Mein Schreiben war nie losgelöst von Geschichte, Gegenwart, Gesellschaft. Und so waren die ersten Wochen in Stuttgart eine Zeit der Unruhe und eine Zeit der Hoffnung. Geprägt gleichermaßen von Gefühlen der Entfremdung und des Zusammenwachsens, des zusammen Wachsens.
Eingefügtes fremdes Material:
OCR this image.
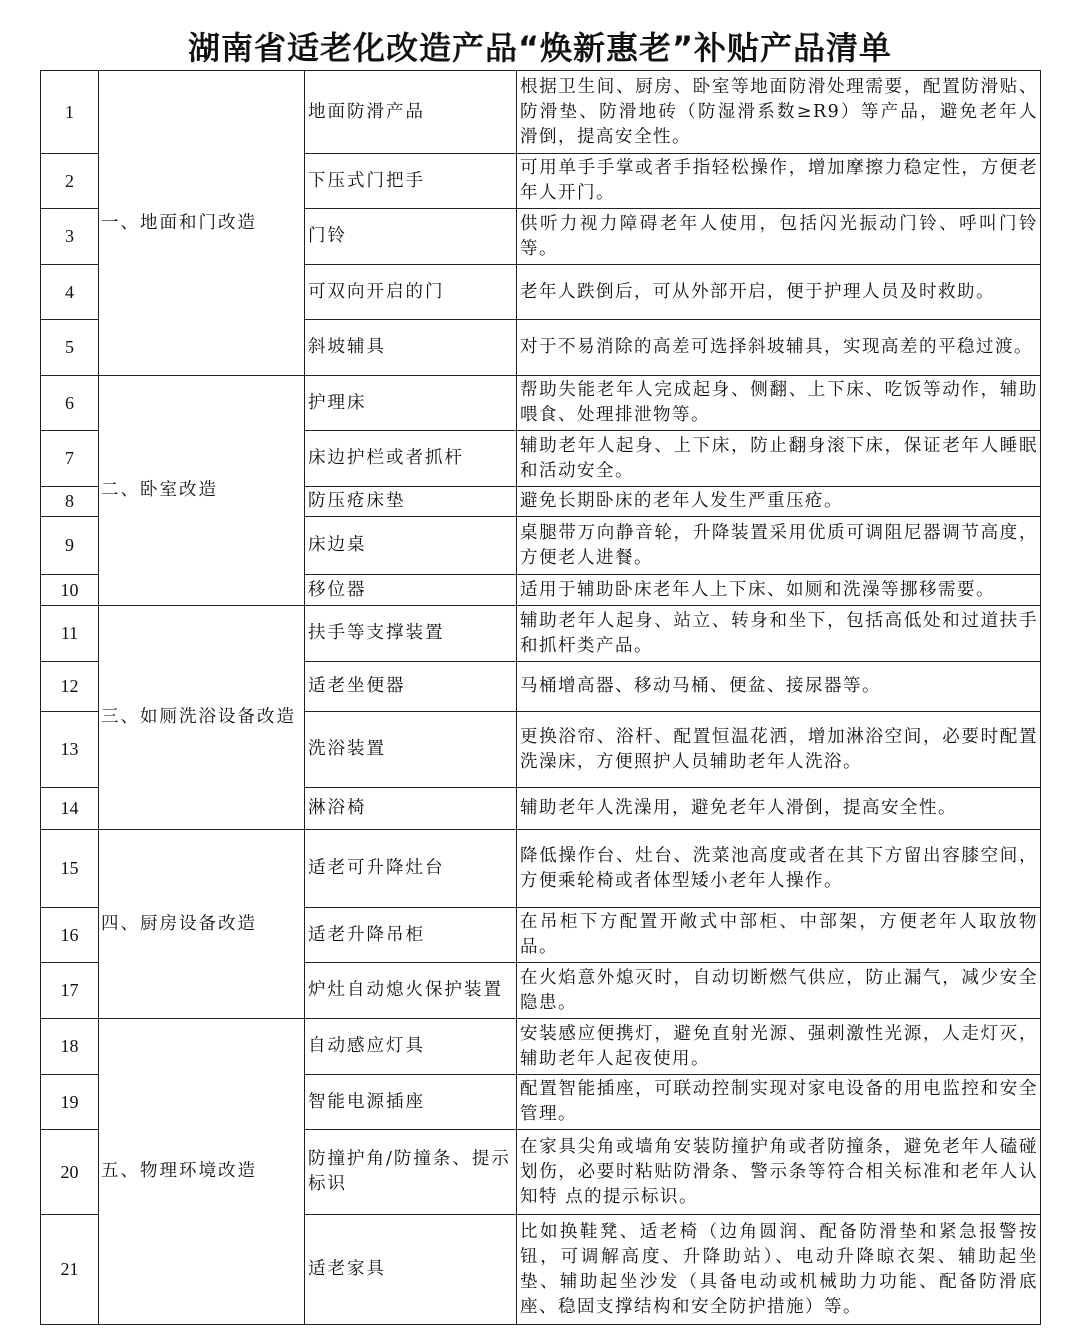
湖南省适老化改造产品“焕新惠老”补贴产品清单
1	一、地面和门改造	地面防滑产品	根据卫生间、厨房、卧室等地面防滑处理需要，配置防滑贴、防滑垫、防滑地砖（防湿滑系数≥R9）等产品，避免老年人滑倒，提高安全性。
2		下压式门把手	可用单手手掌或者手指轻松操作，增加摩擦力稳定性，方便老年人开门。
3		门铃	供听力视力障碍老年人使用，包括闪光振动门铃、呼叫门铃等。
4		可双向开启的门	老年人跌倒后，可从外部开启，便于护理人员及时救助。
5		斜坡辅具	对于不易消除的高差可选择斜坡辅具，实现高差的平稳过渡。
6	二、卧室改造	护理床	帮助失能老年人完成起身、侧翻、上下床、吃饭等动作，辅助喂食、处理排泄物等。
7		床边护栏或者抓杆	辅助老年人起身、上下床，防止翻身滚下床，保证老年人睡眠和活动安全。
8		防压疮床垫	避免长期卧床的老年人发生严重压疮。
9		床边桌	桌腿带万向静音轮，升降装置采用优质可调阻尼器调节高度，方便老人进餐。
10		移位器	适用于辅助卧床老年人上下床、如厕和洗澡等挪移需要。
11	三、如厕洗浴设备改造	扶手等支撑装置	辅助老年人起身、站立、转身和坐下，包括高低处和过道扶手和抓杆类产品。
12		适老坐便器	马桶增高器、移动马桶、便盆、接尿器等。
13		洗浴装置	更换浴帘、浴杆、配置恒温花洒，增加淋浴空间，必要时配置洗澡床，方便照护人员辅助老年人洗浴。
14		淋浴椅	辅助老年人洗澡用，避免老年人滑倒，提高安全性。
15	四、厨房设备改造	适老可升降灶台	降低操作台、灶台、洗菜池高度或者在其下方留出容膝空间，方便乘轮椅或者体型矮小老年人操作。
16		适老升降吊柜	在吊柜下方配置开敞式中部柜、中部架，方便老年人取放物品。
17		炉灶自动熄火保护装置	在火焰意外熄灭时，自动切断燃气供应，防止漏气，减少安全隐患。
18	五、物理环境改造	自动感应灯具	安装感应便携灯，避免直射光源、强刺激性光源，人走灯灭，辅助老年人起夜使用。
19		智能电源插座	配置智能插座，可联动控制实现对家电设备的用电监控和安全管理。
20		防撞护角/防撞条、提示标识	在家具尖角或墙角安装防撞护角或者防撞条，避免老年人磕碰划伤，必要时粘贴防滑条、警示条等符合相关标准和老年人认知特 点的提示标识。
21		适老家具	比如换鞋凳、适老椅（边角圆润、配备防滑垫和紧急报警按钮，可调解高度、升降助站）、电动升降晾衣架、辅助起坐垫、辅助起坐沙发（具备电动或机械助力功能、配备防滑底座、稳固支撑结构和安全防护措施）等。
Am Ende meines ersten Monats im Schriftstellerhaus stehe ich mit 44.000 Menschen auf dem Stuttgarter Schlossplatz, ich protestiere gegen Faschismus und gegen den SchMerz, es hat etwas Tröstliches und Verbindendes. Etwa zur Halbzeit meines Stipendiums im Schriftstellerhaus öffnen wir in Rottweil zum ersten Mal die Türen des Oberen Soolbads für die Öffentlichkeit. Im neu gegründeten Soolbad Club machen Menschen zusammen Kultur. Wir wollen Grenzen einreißen und Brücken bauen. Wir wollen der Vereinzelung Gemeinschaft entgegensetzen, die Verbindung von Elend und Fremde auflösen. Wir wollen offen sein für Andere(s). Hier, im Kleinen und Konkreten, steht die Trias von realistischen Zielen, den Mitteln zu ihrer Verwirklichung und einer sehr habhaften Handlungsfähigkeit. Also gibt es Hoffnung. Das Soolbad soll sich zu einem soziokulturellen Begegnungsort entwickeln, zu einem Raum, in dem Fremde sich begegnen und miteinander vertraut machen können. Ein Raum, in dem das Konzept Fremdenzimmer bestenfalls eine neue Bedeutungsschicht hinzugewinnt.